Employees may cringe, but trainings are a necessary educational tool in the quest to improve enterprise security. These trainings can include large sit-down sessions led by IT, or can be as simple as email updates to alert staff to new threats and discuss how to avoid them.

According to CNET, organizations can make these security sessions easier on employees by keeping the messaging and training short and sweet. Long emails or day-long training sessions are going to offer diminishing returns, and some employees may tune out entirely. Consider using infographics, videos and other visual content to increase engagement with this essential information.

Run periodic phishing tests

Some employees struggle to identify the difference between legitimate email content and phishing scams. IT can help employees develop these skills by running occasional phishing simulations: The company can send out its own replica phishing email and track how many employees click.

Once the scam has run its course, IT can send out a second email updating employees as to the results and providing guidance on how they might have identified potential threats and taken action to alert the company while avoiding clicking on phishing email links. Practice makes perfect, and this can reduce company exposure if and when a real phishing scam strikes.

Teach from real-world examples

You don’t have to limit your training to examples of attacks that directly threaten your company. When a big security breach is in the news, use that case as a teaching example to educate employees. For example, a prominent breach of a major company could be used to show the importance of installing patch updates to address vulnerabilities.
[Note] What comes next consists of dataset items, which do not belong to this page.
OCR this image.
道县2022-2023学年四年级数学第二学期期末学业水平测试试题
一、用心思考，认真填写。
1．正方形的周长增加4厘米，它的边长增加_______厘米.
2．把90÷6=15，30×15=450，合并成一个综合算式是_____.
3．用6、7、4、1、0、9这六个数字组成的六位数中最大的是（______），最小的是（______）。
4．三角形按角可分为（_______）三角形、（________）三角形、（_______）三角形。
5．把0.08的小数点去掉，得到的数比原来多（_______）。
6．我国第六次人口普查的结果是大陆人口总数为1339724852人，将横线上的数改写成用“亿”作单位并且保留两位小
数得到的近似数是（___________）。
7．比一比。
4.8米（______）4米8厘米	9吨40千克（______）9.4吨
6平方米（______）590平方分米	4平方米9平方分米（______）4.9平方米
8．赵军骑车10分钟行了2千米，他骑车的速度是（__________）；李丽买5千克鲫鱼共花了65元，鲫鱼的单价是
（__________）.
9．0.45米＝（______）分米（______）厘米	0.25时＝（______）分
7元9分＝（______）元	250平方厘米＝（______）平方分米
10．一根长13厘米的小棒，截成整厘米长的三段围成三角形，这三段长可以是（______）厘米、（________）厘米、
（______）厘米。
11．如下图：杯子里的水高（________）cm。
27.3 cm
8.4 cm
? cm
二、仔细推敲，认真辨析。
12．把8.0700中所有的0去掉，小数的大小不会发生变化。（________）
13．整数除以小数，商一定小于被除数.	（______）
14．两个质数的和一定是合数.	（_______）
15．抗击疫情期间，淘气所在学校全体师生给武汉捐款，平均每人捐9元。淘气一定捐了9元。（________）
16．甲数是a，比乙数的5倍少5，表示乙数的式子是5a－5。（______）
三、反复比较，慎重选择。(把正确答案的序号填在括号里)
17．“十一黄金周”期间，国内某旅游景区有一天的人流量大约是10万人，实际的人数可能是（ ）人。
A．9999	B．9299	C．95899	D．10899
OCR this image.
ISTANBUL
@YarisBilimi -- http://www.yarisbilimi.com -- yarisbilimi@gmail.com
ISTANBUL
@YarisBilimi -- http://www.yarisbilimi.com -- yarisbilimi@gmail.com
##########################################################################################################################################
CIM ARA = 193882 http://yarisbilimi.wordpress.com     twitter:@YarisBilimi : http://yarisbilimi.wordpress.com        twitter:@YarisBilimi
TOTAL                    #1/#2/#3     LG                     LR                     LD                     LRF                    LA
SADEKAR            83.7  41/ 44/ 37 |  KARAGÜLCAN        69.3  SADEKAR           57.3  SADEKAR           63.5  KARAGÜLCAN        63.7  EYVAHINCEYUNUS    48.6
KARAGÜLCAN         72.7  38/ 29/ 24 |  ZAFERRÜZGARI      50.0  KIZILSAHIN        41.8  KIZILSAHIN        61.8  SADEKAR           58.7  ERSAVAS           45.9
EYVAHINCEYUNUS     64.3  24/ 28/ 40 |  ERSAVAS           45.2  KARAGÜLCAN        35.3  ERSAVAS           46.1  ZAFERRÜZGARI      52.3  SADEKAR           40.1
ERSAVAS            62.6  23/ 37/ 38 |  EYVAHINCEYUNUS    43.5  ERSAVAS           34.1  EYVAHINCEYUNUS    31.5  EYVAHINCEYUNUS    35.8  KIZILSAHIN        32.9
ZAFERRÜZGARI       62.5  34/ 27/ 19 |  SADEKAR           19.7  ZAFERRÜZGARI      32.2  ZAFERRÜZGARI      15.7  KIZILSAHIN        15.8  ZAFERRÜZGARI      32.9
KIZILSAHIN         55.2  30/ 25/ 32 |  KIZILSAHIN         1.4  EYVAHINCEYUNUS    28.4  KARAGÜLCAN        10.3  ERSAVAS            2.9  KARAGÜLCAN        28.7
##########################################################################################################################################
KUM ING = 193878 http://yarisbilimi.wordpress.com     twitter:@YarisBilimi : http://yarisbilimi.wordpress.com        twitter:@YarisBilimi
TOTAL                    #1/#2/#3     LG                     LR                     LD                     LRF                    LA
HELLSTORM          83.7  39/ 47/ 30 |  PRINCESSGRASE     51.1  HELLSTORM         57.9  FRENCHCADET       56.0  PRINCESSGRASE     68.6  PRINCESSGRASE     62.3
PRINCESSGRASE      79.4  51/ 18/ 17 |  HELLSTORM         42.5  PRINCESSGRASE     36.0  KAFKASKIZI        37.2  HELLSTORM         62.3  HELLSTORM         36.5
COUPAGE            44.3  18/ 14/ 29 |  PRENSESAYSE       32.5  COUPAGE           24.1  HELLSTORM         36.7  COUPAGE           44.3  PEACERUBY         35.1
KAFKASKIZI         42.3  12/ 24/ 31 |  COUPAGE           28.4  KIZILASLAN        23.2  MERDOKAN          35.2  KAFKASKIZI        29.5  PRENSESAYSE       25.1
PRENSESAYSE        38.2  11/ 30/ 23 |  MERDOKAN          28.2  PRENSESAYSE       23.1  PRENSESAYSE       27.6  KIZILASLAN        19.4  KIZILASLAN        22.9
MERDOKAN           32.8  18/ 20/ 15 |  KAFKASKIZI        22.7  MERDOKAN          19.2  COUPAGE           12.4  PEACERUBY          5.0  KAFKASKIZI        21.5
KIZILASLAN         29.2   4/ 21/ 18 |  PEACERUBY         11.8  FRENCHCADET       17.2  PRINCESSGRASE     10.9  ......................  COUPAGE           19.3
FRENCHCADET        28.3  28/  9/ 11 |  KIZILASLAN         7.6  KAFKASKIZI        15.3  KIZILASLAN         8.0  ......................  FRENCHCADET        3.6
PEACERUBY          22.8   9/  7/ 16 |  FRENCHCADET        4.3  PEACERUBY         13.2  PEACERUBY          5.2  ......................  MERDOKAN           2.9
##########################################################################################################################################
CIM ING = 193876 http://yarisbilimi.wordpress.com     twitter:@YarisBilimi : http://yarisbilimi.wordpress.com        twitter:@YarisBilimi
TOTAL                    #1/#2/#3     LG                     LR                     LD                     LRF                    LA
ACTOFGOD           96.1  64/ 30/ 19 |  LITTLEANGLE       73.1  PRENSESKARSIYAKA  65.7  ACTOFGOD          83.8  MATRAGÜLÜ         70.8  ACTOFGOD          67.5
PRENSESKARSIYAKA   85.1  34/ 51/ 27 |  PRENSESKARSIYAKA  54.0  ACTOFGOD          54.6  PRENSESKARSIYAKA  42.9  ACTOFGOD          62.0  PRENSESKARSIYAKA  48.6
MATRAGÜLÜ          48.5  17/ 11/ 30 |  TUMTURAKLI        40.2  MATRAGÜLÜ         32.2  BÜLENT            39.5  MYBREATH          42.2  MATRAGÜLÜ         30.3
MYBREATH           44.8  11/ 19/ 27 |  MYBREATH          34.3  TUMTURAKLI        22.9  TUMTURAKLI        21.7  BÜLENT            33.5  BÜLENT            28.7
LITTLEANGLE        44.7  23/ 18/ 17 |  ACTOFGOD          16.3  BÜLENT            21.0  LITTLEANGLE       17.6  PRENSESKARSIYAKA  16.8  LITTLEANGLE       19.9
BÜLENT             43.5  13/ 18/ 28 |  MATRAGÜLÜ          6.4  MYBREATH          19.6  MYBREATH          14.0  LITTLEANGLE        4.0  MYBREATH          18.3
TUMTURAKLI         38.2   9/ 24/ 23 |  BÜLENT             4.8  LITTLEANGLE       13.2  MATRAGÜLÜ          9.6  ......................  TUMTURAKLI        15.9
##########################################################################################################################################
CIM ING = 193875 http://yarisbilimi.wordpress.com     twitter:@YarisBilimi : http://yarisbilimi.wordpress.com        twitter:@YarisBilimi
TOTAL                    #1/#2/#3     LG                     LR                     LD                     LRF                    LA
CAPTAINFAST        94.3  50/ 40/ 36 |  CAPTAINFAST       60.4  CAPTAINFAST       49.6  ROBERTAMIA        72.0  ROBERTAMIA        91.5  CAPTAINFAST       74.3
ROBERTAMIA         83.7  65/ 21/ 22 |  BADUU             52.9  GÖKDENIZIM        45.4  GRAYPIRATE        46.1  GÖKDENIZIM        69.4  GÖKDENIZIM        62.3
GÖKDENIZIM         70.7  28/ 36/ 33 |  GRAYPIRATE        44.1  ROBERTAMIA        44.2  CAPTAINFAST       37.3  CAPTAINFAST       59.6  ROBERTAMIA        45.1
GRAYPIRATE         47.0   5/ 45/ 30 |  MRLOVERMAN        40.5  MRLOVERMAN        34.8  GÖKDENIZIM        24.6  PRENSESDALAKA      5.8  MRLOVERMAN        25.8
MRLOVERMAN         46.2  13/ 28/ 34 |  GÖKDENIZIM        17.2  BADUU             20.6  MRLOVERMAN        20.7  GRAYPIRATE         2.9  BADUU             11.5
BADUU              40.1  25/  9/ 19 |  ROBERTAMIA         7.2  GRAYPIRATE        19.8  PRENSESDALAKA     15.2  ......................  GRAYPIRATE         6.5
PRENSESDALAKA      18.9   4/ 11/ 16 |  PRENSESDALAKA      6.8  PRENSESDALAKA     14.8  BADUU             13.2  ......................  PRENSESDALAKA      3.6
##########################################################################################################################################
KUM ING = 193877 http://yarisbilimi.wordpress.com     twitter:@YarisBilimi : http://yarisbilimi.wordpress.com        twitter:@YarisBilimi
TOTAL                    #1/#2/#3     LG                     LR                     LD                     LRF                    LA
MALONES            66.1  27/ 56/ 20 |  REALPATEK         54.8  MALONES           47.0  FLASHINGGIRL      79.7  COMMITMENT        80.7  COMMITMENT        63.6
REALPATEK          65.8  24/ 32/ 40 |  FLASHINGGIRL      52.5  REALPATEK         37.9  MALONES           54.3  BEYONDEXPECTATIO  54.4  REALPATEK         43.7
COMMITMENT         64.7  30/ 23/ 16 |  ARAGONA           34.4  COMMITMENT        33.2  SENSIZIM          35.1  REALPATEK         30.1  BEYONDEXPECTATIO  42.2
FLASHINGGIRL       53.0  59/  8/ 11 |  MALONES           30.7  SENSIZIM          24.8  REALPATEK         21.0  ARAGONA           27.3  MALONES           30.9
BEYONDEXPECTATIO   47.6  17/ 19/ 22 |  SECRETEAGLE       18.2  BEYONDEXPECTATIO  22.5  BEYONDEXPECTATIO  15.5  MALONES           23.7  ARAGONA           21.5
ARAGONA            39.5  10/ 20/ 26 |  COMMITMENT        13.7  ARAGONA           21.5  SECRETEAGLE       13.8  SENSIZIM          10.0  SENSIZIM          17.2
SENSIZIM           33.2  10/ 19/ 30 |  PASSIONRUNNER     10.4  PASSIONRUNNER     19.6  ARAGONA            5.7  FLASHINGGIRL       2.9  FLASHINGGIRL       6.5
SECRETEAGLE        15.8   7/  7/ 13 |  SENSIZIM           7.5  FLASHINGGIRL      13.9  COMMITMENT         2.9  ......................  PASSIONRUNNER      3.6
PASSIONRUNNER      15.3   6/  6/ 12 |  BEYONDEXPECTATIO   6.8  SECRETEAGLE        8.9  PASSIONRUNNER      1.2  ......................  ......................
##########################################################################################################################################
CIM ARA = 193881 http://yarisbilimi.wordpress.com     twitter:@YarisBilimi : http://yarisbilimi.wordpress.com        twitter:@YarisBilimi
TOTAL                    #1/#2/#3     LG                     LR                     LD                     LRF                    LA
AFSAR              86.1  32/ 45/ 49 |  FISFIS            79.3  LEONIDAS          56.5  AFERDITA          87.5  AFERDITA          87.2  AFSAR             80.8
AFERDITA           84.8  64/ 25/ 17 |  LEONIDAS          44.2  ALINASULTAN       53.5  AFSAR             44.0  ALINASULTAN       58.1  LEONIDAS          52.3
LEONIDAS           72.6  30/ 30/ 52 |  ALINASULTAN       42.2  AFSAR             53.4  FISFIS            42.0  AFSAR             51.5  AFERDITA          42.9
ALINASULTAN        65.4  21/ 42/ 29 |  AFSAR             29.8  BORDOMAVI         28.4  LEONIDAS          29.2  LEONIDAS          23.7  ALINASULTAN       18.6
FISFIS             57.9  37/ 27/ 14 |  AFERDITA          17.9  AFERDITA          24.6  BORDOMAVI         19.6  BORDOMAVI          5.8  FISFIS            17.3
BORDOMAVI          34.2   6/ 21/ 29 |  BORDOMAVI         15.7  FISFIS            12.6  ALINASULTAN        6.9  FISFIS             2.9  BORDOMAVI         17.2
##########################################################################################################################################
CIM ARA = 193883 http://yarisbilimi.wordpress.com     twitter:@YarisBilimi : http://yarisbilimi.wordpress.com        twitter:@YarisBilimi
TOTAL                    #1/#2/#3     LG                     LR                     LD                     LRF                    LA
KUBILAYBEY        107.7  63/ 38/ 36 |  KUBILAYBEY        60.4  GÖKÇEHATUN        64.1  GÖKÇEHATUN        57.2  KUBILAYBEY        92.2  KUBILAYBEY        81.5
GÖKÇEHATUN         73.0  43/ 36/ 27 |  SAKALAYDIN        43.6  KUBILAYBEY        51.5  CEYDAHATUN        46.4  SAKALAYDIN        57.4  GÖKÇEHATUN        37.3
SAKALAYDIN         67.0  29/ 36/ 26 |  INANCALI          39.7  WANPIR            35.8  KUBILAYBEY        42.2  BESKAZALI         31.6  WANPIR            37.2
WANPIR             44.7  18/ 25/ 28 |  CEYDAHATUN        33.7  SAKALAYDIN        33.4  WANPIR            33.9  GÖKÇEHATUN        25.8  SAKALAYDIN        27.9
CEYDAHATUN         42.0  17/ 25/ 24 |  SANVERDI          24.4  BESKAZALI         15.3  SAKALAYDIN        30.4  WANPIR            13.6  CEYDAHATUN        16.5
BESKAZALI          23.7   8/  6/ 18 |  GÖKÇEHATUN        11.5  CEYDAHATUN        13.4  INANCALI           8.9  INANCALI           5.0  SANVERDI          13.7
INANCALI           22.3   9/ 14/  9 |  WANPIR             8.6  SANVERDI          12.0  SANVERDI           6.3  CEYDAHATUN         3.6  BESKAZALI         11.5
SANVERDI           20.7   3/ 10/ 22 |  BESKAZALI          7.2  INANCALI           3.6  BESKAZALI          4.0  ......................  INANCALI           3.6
Using real-life examples to address security issues helps put a face to the issue, and it keeps employees informed about the security threats targeted at modern enterprises. It’s a simple way for IT to help the organization learn from another company’s mistakes, potentially saving the organization from a similar breach in the future.

Let employees know how they’re doing

If you’ve recently launched an initiative to build a security culture and improve employee training, don’t leave workers in the dark about their progress. Provide monthly or quarterly updates to share the results of the initiative and its efforts.

If your company has historically seen a high frequency of employees clicking on phishing emails, send out periodic updates that share the data on how your training and awareness efforts have been reducing this figure. Allow employees to share in your success and revel in the progress that has been made. Security is a collective effort, and seeing their efforts bear fruit can encourage employees to embrace their role in mobile security even further.

Building a culture of security takes time, but it will pay off in a big way if employees finally buy in to their role as active defenders of your enterprise network. This improved awareness, combined with the mobile device management security already installed at your company, will provide the organization with a powerful, multilayered defense against potential attacks and breaches.